The temperatures have been rising lately. Warmer weather and intense solar radiation combine to melt glacial ice and snow patches. The melt water then runs down-gradient forming streams! The stream team monitors these streams to account for how much water is flowing, where it is going, and when it is going there. A major responsibility of the Stream Team is measuring stream *discharge* at many sites throughout the Dry Valleys.

A stream’s *discharge* is the *volume* of water passing a cross section of stream per unit *time*. Discharge is always expressed as volume/time (e.g. litres per second, cubic feet per second, cubic meters per second, etc.). Instead of a river, let’s think about your kitchen faucet. If you turn the faucet on and allow water to pour into a measuring cup for 30 seconds, then turn the faucet off, you’d be left with some *volume* of water (you can measure this, of course!). To calculate the *discharge* of your faucet, simply divide the *volume* of water collected by the *time* it took to collect the water (30 seconds).

When we want to calculate the discharge of a stream or a river, we would likely need a very large measuring cup to collect all of the water coming downstream for any period of time! So, we use a different approach. Turns out, we can also calculate *discharge *by multiplying the *velocity* of stream water by the cross-sectional *area* of the stream channel. *Velocity *is always expressed as length per time and *area* is always expressed as length squared. Multiplying *velocity *by *area*, we get *volume per time *(e.g. litres per second, cubic feet per second, cubic meters per second, etc.). Simply a different path to the same result – a *discharge* measurement!

My friends and I have been graciously trusted with fancy and expensive instruments, which can accurately measure the velocity of flowing stream water, as well as the cross-sectional area of the stream channel. So, whenever we have the chance to visit a stream, we can easily measure discharge. But, we cant be everywhere all the time. So the dilemma arises – How can we know the discharge of many streams in the Dry Valleys all the time?

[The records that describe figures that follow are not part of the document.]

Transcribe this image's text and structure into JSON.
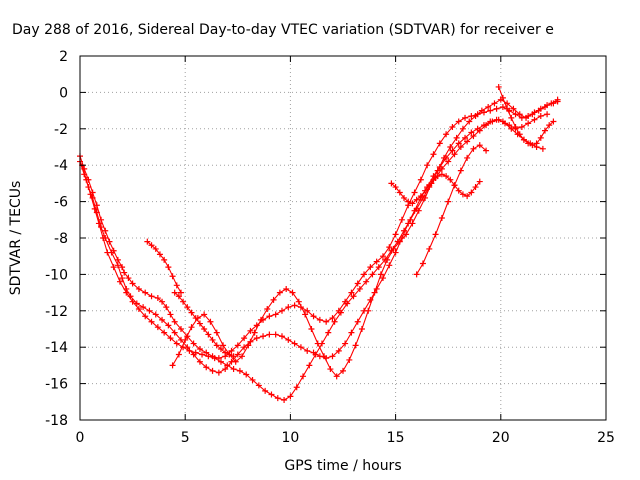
{
  "chart_data": {
    "type": "scatter",
    "title": "Day 288 of 2016, Sidereal Day-to-day VTEC variation (SDTVAR) for receiver e",
    "xlabel": "GPS time / hours",
    "ylabel": "SDTVAR / TECUs",
    "xlim": [
      0,
      25
    ],
    "ylim": [
      -18,
      2
    ],
    "xticks": [
      0,
      5,
      10,
      15,
      20,
      25
    ],
    "yticks": [
      2,
      0,
      -2,
      -4,
      -6,
      -8,
      -10,
      -12,
      -14,
      -16,
      -18
    ],
    "grid": true,
    "marker": "+",
    "color": "#ff0000",
    "series": [
      {
        "x": [
          0.0,
          0.2,
          0.4,
          0.6,
          0.8,
          1.0,
          1.2,
          1.4,
          1.6,
          1.8,
          2.0,
          2.1,
          2.3,
          2.5,
          2.8,
          3.1,
          3.4,
          3.7,
          3.9,
          4.1,
          4.3,
          4.5,
          4.8,
          5.1,
          5.4,
          5.7,
          6.0,
          6.3,
          6.6,
          6.9,
          7.2,
          7.5,
          7.8,
          8.1,
          8.4,
          8.7,
          9.0,
          9.3,
          9.6,
          9.9,
          10.2,
          10.5,
          10.8,
          11.1,
          11.4,
          11.7,
          12.0,
          12.3,
          12.6,
          12.9,
          13.2,
          13.5,
          13.8,
          14.1,
          14.4,
          14.7,
          15.0,
          15.3,
          15.6,
          15.9,
          16.2,
          16.5,
          16.8,
          17.1,
          17.4,
          17.7,
          18.0,
          18.3,
          18.6,
          18.9,
          19.2,
          19.5,
          19.8,
          20.1,
          20.4,
          20.7,
          21.0,
          21.3,
          21.6,
          21.9,
          22.2,
          22.5,
          22.7
        ],
        "y": [
          -3.5,
          -4.2,
          -4.8,
          -5.5,
          -6.2,
          -7.0,
          -7.6,
          -8.2,
          -8.7,
          -9.2,
          -9.6,
          -9.9,
          -10.2,
          -10.5,
          -10.8,
          -11.0,
          -11.2,
          -11.3,
          -11.5,
          -11.8,
          -12.2,
          -12.6,
          -13.0,
          -13.4,
          -13.8,
          -14.1,
          -14.3,
          -14.5,
          -14.6,
          -14.5,
          -14.2,
          -13.9,
          -13.5,
          -13.1,
          -12.8,
          -12.5,
          -12.3,
          -12.2,
          -12.0,
          -11.8,
          -11.7,
          -11.8,
          -12.0,
          -12.3,
          -12.5,
          -12.6,
          -12.4,
          -12.0,
          -11.5,
          -11.0,
          -10.5,
          -10.0,
          -9.6,
          -9.3,
          -9.0,
          -8.5,
          -7.8,
          -7.0,
          -6.2,
          -5.5,
          -4.8,
          -4.0,
          -3.4,
          -2.8,
          -2.3,
          -1.9,
          -1.6,
          -1.4,
          -1.3,
          -1.2,
          -1.1,
          -1.0,
          -0.9,
          -0.8,
          -1.0,
          -1.2,
          -1.4,
          -1.3,
          -1.1,
          -0.9,
          -0.7,
          -0.6,
          -0.5
        ]
      },
      {
        "x": [
          0.0,
          0.2,
          0.4,
          0.6,
          0.8,
          1.0,
          1.2,
          1.5,
          1.8,
          2.0,
          2.2,
          2.4,
          2.7,
          3.0,
          3.3,
          3.6,
          3.9,
          4.2,
          4.5,
          4.8,
          5.1,
          5.4,
          5.7,
          6.0,
          6.3,
          6.6,
          6.9,
          7.2,
          7.5,
          7.8,
          8.1,
          8.4,
          8.7,
          9.0,
          9.3,
          9.6,
          9.9,
          10.2,
          10.5,
          10.8,
          11.1,
          11.4,
          11.7,
          12.0,
          12.3,
          12.6,
          12.9,
          13.2,
          13.5,
          13.8,
          14.1,
          14.4,
          14.7,
          15.0,
          15.3,
          15.6,
          15.9,
          16.2,
          16.5,
          16.8,
          17.1,
          17.4,
          17.7,
          18.0,
          18.3,
          18.6,
          18.9,
          19.2,
          19.5,
          19.8,
          20.1,
          20.4,
          20.7,
          21.0,
          21.3,
          21.6,
          21.9,
          22.2
        ],
        "y": [
          -3.8,
          -4.5,
          -5.2,
          -5.8,
          -6.6,
          -7.4,
          -8.0,
          -8.8,
          -9.5,
          -10.2,
          -10.8,
          -11.2,
          -11.6,
          -11.8,
          -12.0,
          -12.2,
          -12.5,
          -12.8,
          -13.2,
          -13.6,
          -14.0,
          -14.4,
          -14.8,
          -15.1,
          -15.3,
          -15.4,
          -15.2,
          -14.8,
          -14.4,
          -14.0,
          -13.7,
          -13.5,
          -13.4,
          -13.3,
          -13.3,
          -13.4,
          -13.6,
          -13.8,
          -14.0,
          -14.2,
          -14.3,
          -14.5,
          -14.6,
          -14.5,
          -14.2,
          -13.8,
          -13.2,
          -12.6,
          -12.0,
          -11.4,
          -10.8,
          -10.2,
          -9.5,
          -8.8,
          -8.0,
          -7.2,
          -6.5,
          -5.8,
          -5.2,
          -4.6,
          -4.1,
          -3.6,
          -3.2,
          -2.8,
          -2.5,
          -2.2,
          -2.0,
          -1.8,
          -1.6,
          -1.5,
          -1.6,
          -1.8,
          -2.0,
          -1.9,
          -1.7,
          -1.5,
          -1.3,
          -1.2
        ]
      },
      {
        "x": [
          0.1,
          0.3,
          0.5,
          0.7,
          0.9,
          1.1,
          1.3,
          1.6,
          1.9,
          2.2,
          2.5,
          2.8,
          3.1,
          3.4,
          3.7,
          4.0,
          4.3,
          4.6,
          4.9,
          5.2,
          5.5,
          5.8,
          6.1,
          6.4,
          6.7,
          7.0,
          7.3,
          7.6,
          7.9,
          8.2,
          8.5,
          8.8,
          9.1,
          9.4,
          9.7,
          10.0,
          10.3,
          10.6,
          10.9,
          11.2,
          11.5,
          11.8,
          12.1,
          12.4,
          12.7,
          13.0,
          13.3,
          13.6,
          13.9,
          14.2,
          14.5,
          14.8,
          15.1,
          15.4,
          15.7,
          16.0,
          16.3,
          16.6,
          16.9,
          17.2,
          17.5,
          17.8,
          18.1,
          18.4,
          18.7,
          19.0,
          19.3,
          19.6,
          19.9,
          20.2,
          20.5,
          20.8,
          21.1,
          21.4,
          21.7,
          22.0
        ],
        "y": [
          -4.0,
          -4.8,
          -5.6,
          -6.4,
          -7.2,
          -8.0,
          -8.8,
          -9.6,
          -10.4,
          -11.0,
          -11.5,
          -11.9,
          -12.3,
          -12.6,
          -12.9,
          -13.2,
          -13.5,
          -13.8,
          -14.0,
          -14.2,
          -14.3,
          -14.4,
          -14.5,
          -14.6,
          -14.8,
          -15.0,
          -15.2,
          -15.3,
          -15.5,
          -15.8,
          -16.1,
          -16.4,
          -16.6,
          -16.8,
          -16.9,
          -16.7,
          -16.2,
          -15.6,
          -15.0,
          -14.4,
          -13.8,
          -13.2,
          -12.6,
          -12.1,
          -11.6,
          -11.2,
          -10.8,
          -10.4,
          -10.0,
          -9.6,
          -9.2,
          -8.7,
          -8.2,
          -7.6,
          -7.0,
          -6.4,
          -5.8,
          -5.2,
          -4.7,
          -4.2,
          -3.8,
          -3.4,
          -3.0,
          -2.7,
          -2.4,
          -2.1,
          -1.8,
          -1.6,
          -1.5,
          -1.7,
          -2.0,
          -2.3,
          -2.6,
          -2.8,
          -3.0,
          -3.1
        ]
      },
      {
        "x": [
          4.4,
          4.7,
          5.0,
          5.3,
          5.6,
          5.9,
          6.2,
          6.5,
          6.8,
          7.1,
          7.4,
          7.7,
          8.0,
          8.3,
          8.6,
          8.9,
          9.2,
          9.5,
          9.8,
          10.1,
          10.4,
          10.7,
          11.0,
          11.3,
          11.6,
          11.9,
          12.2,
          12.5,
          12.8,
          13.1,
          13.4,
          13.7,
          14.0,
          14.3,
          14.6,
          14.9,
          15.2,
          15.5,
          15.8,
          16.1,
          16.4,
          16.7,
          17.0,
          17.3,
          17.6,
          17.9,
          18.2,
          18.5,
          18.8,
          19.1,
          19.4,
          19.7,
          20.0,
          20.3,
          20.6,
          20.9,
          21.2,
          21.5,
          21.8,
          22.1,
          22.4,
          22.7
        ],
        "y": [
          -15.0,
          -14.4,
          -13.6,
          -12.9,
          -12.4,
          -12.2,
          -12.6,
          -13.2,
          -13.9,
          -14.4,
          -14.8,
          -14.5,
          -13.9,
          -13.2,
          -12.5,
          -11.9,
          -11.4,
          -11.0,
          -10.8,
          -11.0,
          -11.5,
          -12.2,
          -13.0,
          -13.8,
          -14.5,
          -15.2,
          -15.6,
          -15.3,
          -14.7,
          -13.9,
          -13.0,
          -12.0,
          -11.0,
          -10.0,
          -9.2,
          -8.6,
          -8.2,
          -7.8,
          -7.2,
          -6.5,
          -5.8,
          -5.0,
          -4.3,
          -3.6,
          -3.0,
          -2.5,
          -2.0,
          -1.6,
          -1.3,
          -1.0,
          -0.8,
          -0.6,
          -0.4,
          -0.6,
          -0.9,
          -1.2,
          -1.4,
          -1.2,
          -1.0,
          -0.8,
          -0.6,
          -0.4
        ]
      },
      {
        "x": [
          4.5,
          4.7,
          4.9,
          5.1,
          5.3,
          5.5,
          5.7,
          5.9,
          6.1,
          6.3,
          6.5,
          6.7,
          6.9,
          7.1,
          7.3
        ],
        "y": [
          -11.0,
          -11.2,
          -11.5,
          -11.8,
          -12.1,
          -12.4,
          -12.7,
          -13.0,
          -13.3,
          -13.6,
          -13.9,
          -14.1,
          -14.3,
          -14.4,
          -14.5
        ]
      },
      {
        "x": [
          3.2,
          3.4,
          3.6,
          3.8,
          4.0,
          4.2,
          4.4,
          4.6,
          4.8
        ],
        "y": [
          -8.2,
          -8.4,
          -8.6,
          -8.9,
          -9.2,
          -9.6,
          -10.1,
          -10.6,
          -11.0
        ]
      },
      {
        "x": [
          14.8,
          15.0,
          15.2,
          15.4,
          15.6,
          15.8,
          16.0,
          16.2,
          16.4,
          16.6,
          16.8,
          17.0,
          17.2,
          17.4,
          17.6,
          17.8,
          18.0,
          18.2,
          18.4,
          18.6,
          18.8,
          19.0
        ],
        "y": [
          -5.0,
          -5.2,
          -5.5,
          -5.8,
          -6.0,
          -6.1,
          -5.9,
          -5.7,
          -5.4,
          -5.1,
          -4.8,
          -4.6,
          -4.5,
          -4.6,
          -4.8,
          -5.1,
          -5.4,
          -5.6,
          -5.7,
          -5.5,
          -5.2,
          -4.9
        ]
      },
      {
        "x": [
          16.0,
          16.3,
          16.6,
          16.9,
          17.2,
          17.5,
          17.8,
          18.1,
          18.4,
          18.7,
          19.0,
          19.3
        ],
        "y": [
          -10.0,
          -9.4,
          -8.6,
          -7.8,
          -6.9,
          -6.0,
          -5.1,
          -4.3,
          -3.6,
          -3.1,
          -2.9,
          -3.2
        ]
      },
      {
        "x": [
          19.9,
          20.1,
          20.3,
          20.5,
          20.7,
          20.9,
          21.1,
          21.3,
          21.5,
          21.7,
          21.9,
          22.1,
          22.3,
          22.5
        ],
        "y": [
          0.3,
          -0.3,
          -0.9,
          -1.4,
          -1.9,
          -2.3,
          -2.6,
          -2.8,
          -2.9,
          -2.8,
          -2.5,
          -2.1,
          -1.8,
          -1.6
        ]
      }
    ]
  }
}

Turns out, my friends and I have also been graciously trusted with fancy devices that measure the height of water flowing over top of them. We call these devices “stage loggers,” because they can continuously measure the stage (i.e. height) of water, and store the measurements on a small computer chip (data logger). We can deploy a stage logger in a stream and then walk away, knowing that we’ll return to a wealth of data, telling us the height of water in the stream over time. So, lets recap a bit. We are able to measure the discharge of the stream sometimes, but we can measure the stage of a stream all the time.

We use something called “rating curves,” to relate stream stage to stream discharge. “Rating curves,” are mathematical relationships (*discharge = f(stage)*) between stage and discharge, which allow us to estimate a stream’s discharge, given a steam’s stage. To establish these relationships, we maintain and build control structures. Control structures are built to back-up flowing water behind the structure. This enables us to get very accurate stage measurements at very low flows and very high flows, alike. Below is a photo of our team, working on a control structure located on the Onyx River. Usually these are constructed out of sand bags and rocks.

That’s the brief basics of measuring discharge with rating-curves!

Cheers,

Adam

p.s science is the bees knees, dude.